What we pay attention to is both what we are interested in, in the positive sense, and what we are obliged to consider because it forces itself on our attention. But when we realize our situation, everything becomes interesting, including the soil, rocks, trees, buildings, microbes and everything else. The field of ethology only developed after the Second World War which means that we only recently began considering other animals worthy of study as complex organisms with behavioural patterns that were not just mechanistic responses but highly developed evolutionarily appropriate, non-linear patterns. We were wrong to treat women and slaves as non-humans. The lesson from this is that we need to widen our consideration of what is interesting. There is not ‘final criterion’ for including a category within our interests. Self interest is universal interest. Consideration, attention and realization can (and must) be paid at least in recognition of the interdependence of systems, but this can happen in an ethically neutral fashion. We do not need to seek to justify our attention with reference to the value of ecosystems, and so on. This will always depend on the context of our own value scheme. We are necessarily constrained in what we value by our status as humans. However, this does not preclude us from considering systems and it is this broadening of our consideration that seems to me so vital as an exercise in extending our capacity to respond to the current predicament, particularly given the idea that it is only through attention, awareness or realization that we are agents.
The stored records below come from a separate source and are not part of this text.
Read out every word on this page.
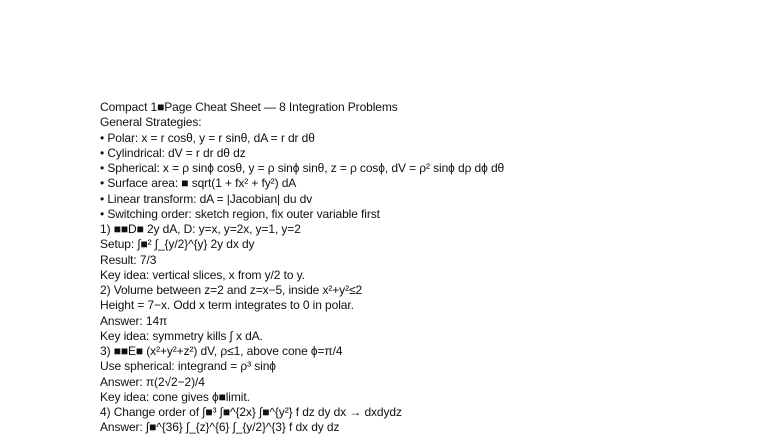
Compact 1■Page Cheat Sheet — 8 Integration Problems
General Strategies:
• Polar: x = r cosθ, y = r sinθ, dA = r dr dθ
• Cylindrical: dV = r dr dθ dz
• Spherical: x = ρ sinϕ cosθ, y = ρ sinϕ sinθ, z = ρ cosϕ, dV = ρ² sinϕ dρ dϕ dθ
• Surface area: ■ sqrt(1 + fx² + fy²) dA
• Linear transform: dA = |Jacobian| du dv
• Switching order: sketch region, fix outer variable first
1) ■■D■ 2y dA, D: y=x, y=2x, y=1, y=2
Setup: ∫■² ∫_{y/2}^{y} 2y dx dy
Result: 7/3
Key idea: vertical slices, x from y/2 to y.
2) Volume between z=2 and z=x−5, inside x²+y²≤2
Height = 7−x. Odd x term integrates to 0 in polar.
Answer: 14π
Key idea: symmetry kills ∫ x dA.
3) ■■E■ (x²+y²+z²) dV, ρ≤1, above cone ϕ=π/4
Use spherical: integrand = ρ³ sinϕ
Answer: π(2√2−2)/4
Key idea: cone gives ϕ■limit.
4) Change order of ∫■³ ∫■^{2x} ∫■^{y²} f dz dy dx → dxdydz
Answer: ∫■^{36} ∫_{z}^{6} ∫_{y/2}^{3} f dx dy dz
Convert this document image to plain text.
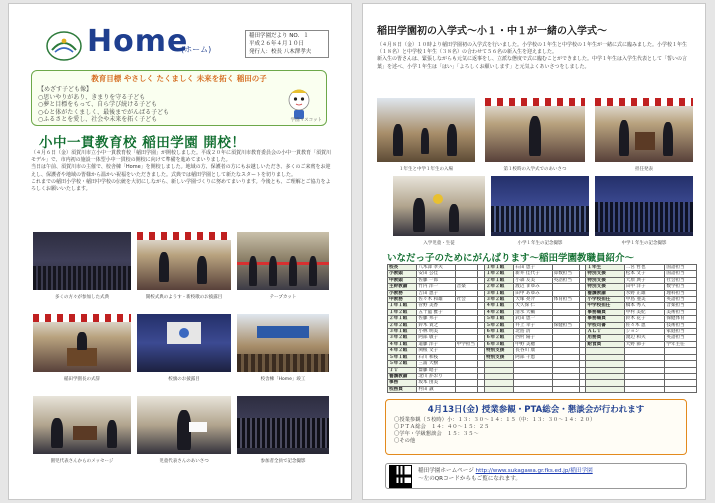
Home
(ホーム)
稲田学園だより NO．１
平成２６年４月１０日
発行人：校長 八木澤孝夫
教育目標 やさしく たくましく 未来を拓く 稲田の子
【めざす子ども像】
○思いやりがあり、きまりを守る子ども
○夢と目標をもって、自ら学び続ける子ども
○心と体がたくましく、最後までがんばる子ども
○ふるさとを愛し、社会や未来を拓く子ども	学園マスコット
小中一貫教育校 稲田学園 開校！

（４月６日（金）須賀川市立小中一貫教育校「稲田学園」が開校しました。平成２０年に須賀川市教育委員会の小中一貫教育「須賀川モデル」で、市内初の施設一体型小中一貫校の開校に向けて準備を進めてまいりました。

当日は午前、須賀川市の主催で、校舎棟「Home」を開校しました。地域の方、保護者の方にもお越しいただき、多くのご来賓をお迎えし、保護者や地域の皆様から温かい祝福をいただきました。式典では稲田学園として新たなスタートを切りました。

これまでの稲田小学校・稲田中学校の伝統を大切にしながら、新しい学園づくりに努めてまいります。今後とも、ご理解とご協力をよろしくお願いいたします。

多くの方々が参加した式典	開校式典のようす・新校歌のお披露目	テープカット
稲田学園長の式辞	校旗のお披露目	校舎棟「Home」竣工
園児代表さんからのメッセージ	児童代表さんのあいさつ	参加者全員で記念撮影
稲田学園初の入学式～小１・中１が一緒の入学式～

（４月８日（金）１０時より稲田学園初の入学式を行いました。小学校の１年生と中学校の１年生が一緒に式に臨みました。小学校１年生（１８名）と中学校１年生（３８名）の合わせて５６名の新入生を迎えました。

新入生の皆さんは、緊張しながらも元気に返事をし、立派な態度で式に臨むことができました。中学１年生は入学生代表として「誓いの言葉」を述べ、小学１年生は「はい」「よろしくお願いします」と元気よくあいさつをしました。

１年生と中学１年生の入場	第１校時の入学式でのあいさつ	担任発表
入学児童・生徒	小学１年生の記念撮影	中学１年生の記念撮影
いなだっ子のためにがんばります～稲田学園教職員紹介～
校長	八木澤 孝夫			１年１組	石田 恵子			１年生	二宮 哲也	国語担当
小教頭	安田 公佳			１年２組	新井 佳代子	算数担当		特別支援	松本 文子	国語担当
中教頭	佐藤 一郎			２年１組	小森 友美	英語担当		特別支援	大原 典子	社会担当
主幹教諭	竹内 洋一	音楽		２年２組	渡辺 まゆみ			特別支援	田中 洋子	数学担当
小教務	吉田 恵子			３年１組	田中 あゆみ			養護教諭	水野 正雄	理科担当
中教務	佐々木 和雄	社会		３年２組	大塚 亮介	体育担当		小学校担任	中島 亜美	英語担当
１年１組	菅野 美香			４年１組	大久保 仁			中学校担任	橋本 秀人	音楽担当
１年２組	五十嵐 雅子			４年２組	清水 大輔			事務職員	中村 美紀	美術担当
２年１組	佐藤 邦子			５年１組	武田 恵一			事務職員	鈴木 花子	保健体育
２年２組	鈴木 貴之			５年２組	井上 幸子	保健担当		学校司書	佐々木 恵	技術担当
３年１組	小林 明美			６年１組	北島 清			ＡＬＴ	ジョン	家庭担当
３年２組	阿部 敏子			６年２組	西村 陽子			用務員	渡辺 和夫	英語担当
４年１組	遠藤 洋子	中学担当		６年３組	中野 美穂			給食員	大野 節子	学年主任
４年２組	関根 文子			特別支援	長谷川 康					
５年１組	石川 和枝			特別支援	阿部 千恵					
５年２組	三浦 大樹									
ＴＴ	齋藤 昭子									
養護教諭	北川 かおり									
事務	坂本 由美									
校務員	村田 誠									
4月13日(金) 授業参観・PTA総会・懇談会が行われます
〇授業参観（５校時）小：１３：３０～１４：１５（中：１３：３０～１４：２０）
〇ＰＴＡ総会　１４：４０～１５：２５
〇学年・学級懇談会　１５：３５～
〇その他
稲田学園ホームページ http://www.sukagawa.gr.fks.ed.jp/稲田学園
～左のQRコードからもご覧になれます。
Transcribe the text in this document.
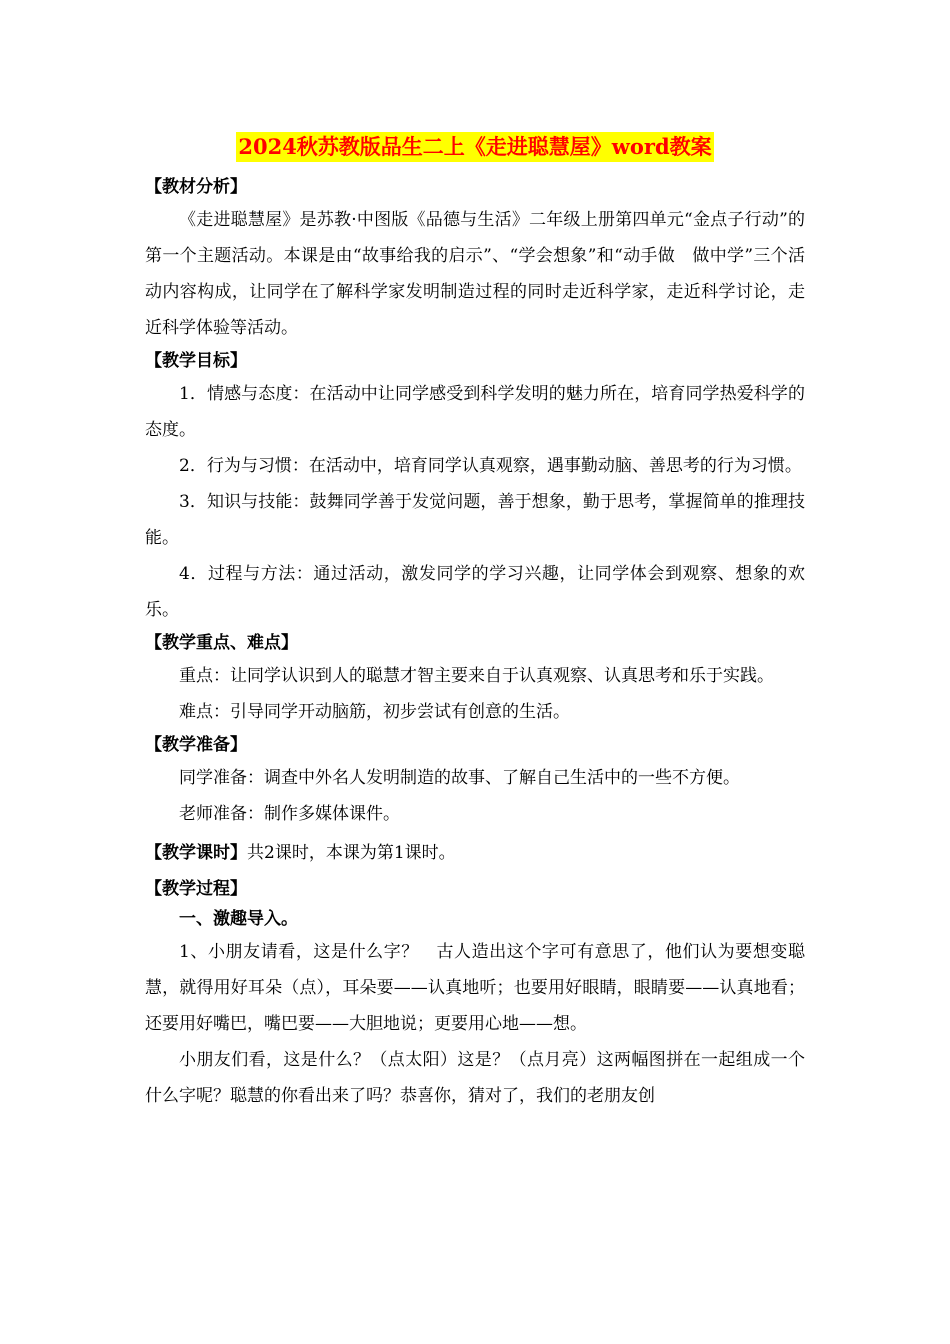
2024秋苏教版品生二上《走进聪慧屋》word教案

【教材分析】

《走进聪慧屋》是苏教·中图版《品德与生活》二年级上册第四单元“金点子行动”的第一个主题活动。本课是由“故事给我的启示”、“学会想象”和“动手做　做中学”三个活动内容构成，让同学在了解科学家发明制造过程的同时走近科学家，走近科学讨论，走近科学体验等活动。

【教学目标】

1．情感与态度：在活动中让同学感受到科学发明的魅力所在，培育同学热爱科学的态度。

2．行为与习惯：在活动中，培育同学认真观察，遇事勤动脑、善思考的行为习惯。

3．知识与技能：鼓舞同学善于发觉问题，善于想象，勤于思考，掌握简单的推理技能。

4．过程与方法：通过活动，激发同学的学习兴趣，让同学体会到观察、想象的欢乐。

【教学重点、难点】

重点：让同学认识到人的聪慧才智主要来自于认真观察、认真思考和乐于实践。

难点：引导同学开动脑筋，初步尝试有创意的生活。

【教学准备】

同学准备：调查中外名人发明制造的故事、了解自己生活中的一些不方便。

老师准备：制作多媒体课件。

【教学课时】共2课时，本课为第1课时。

【教学过程】

一、激趣导入。

1、小朋友请看，这是什么字？　古人造出这个字可有意思了，他们认为要想变聪慧，就得用好耳朵（点），耳朵要——认真地听；也要用好眼睛，眼睛要——认真地看；还要用好嘴巴，嘴巴要——大胆地说；更要用心地——想。

小朋友们看，这是什么？（点太阳）这是？（点月亮）这两幅图拼在一起组成一个什么字呢？聪慧的你看出来了吗？恭喜你，猜对了，我们的老朋友创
So far, I have mostly talked about the first sense of realization: realization as insight, or understanding. But realization also means ‘to make real’, to actualise (in Zen terms). It has a dual function and the second function is the full manifestation of human agency. What is made real through bringing to attention is the set of relationships that are then brought to awareness but since the act of bringing them to awareness acts as a metasystem, then the act of realization is also the capacity to shift this set of relationships by overviewing them. realization is not passive just as consideration is not passive. It requires the holding of a situation or condition in awareness. If we ask ourselves what kind of creatures we are now, with this insight in mind, we must take responsibility for shifting the system of our enmeshment, and so, for co-creating our reality. Many myths, many stories attest to a recognition of this co-creation. Perhaps it is time for us to unearth these stories, and to somehow find a way of reconciling science and art, human and Nature, through narratives that thread between them.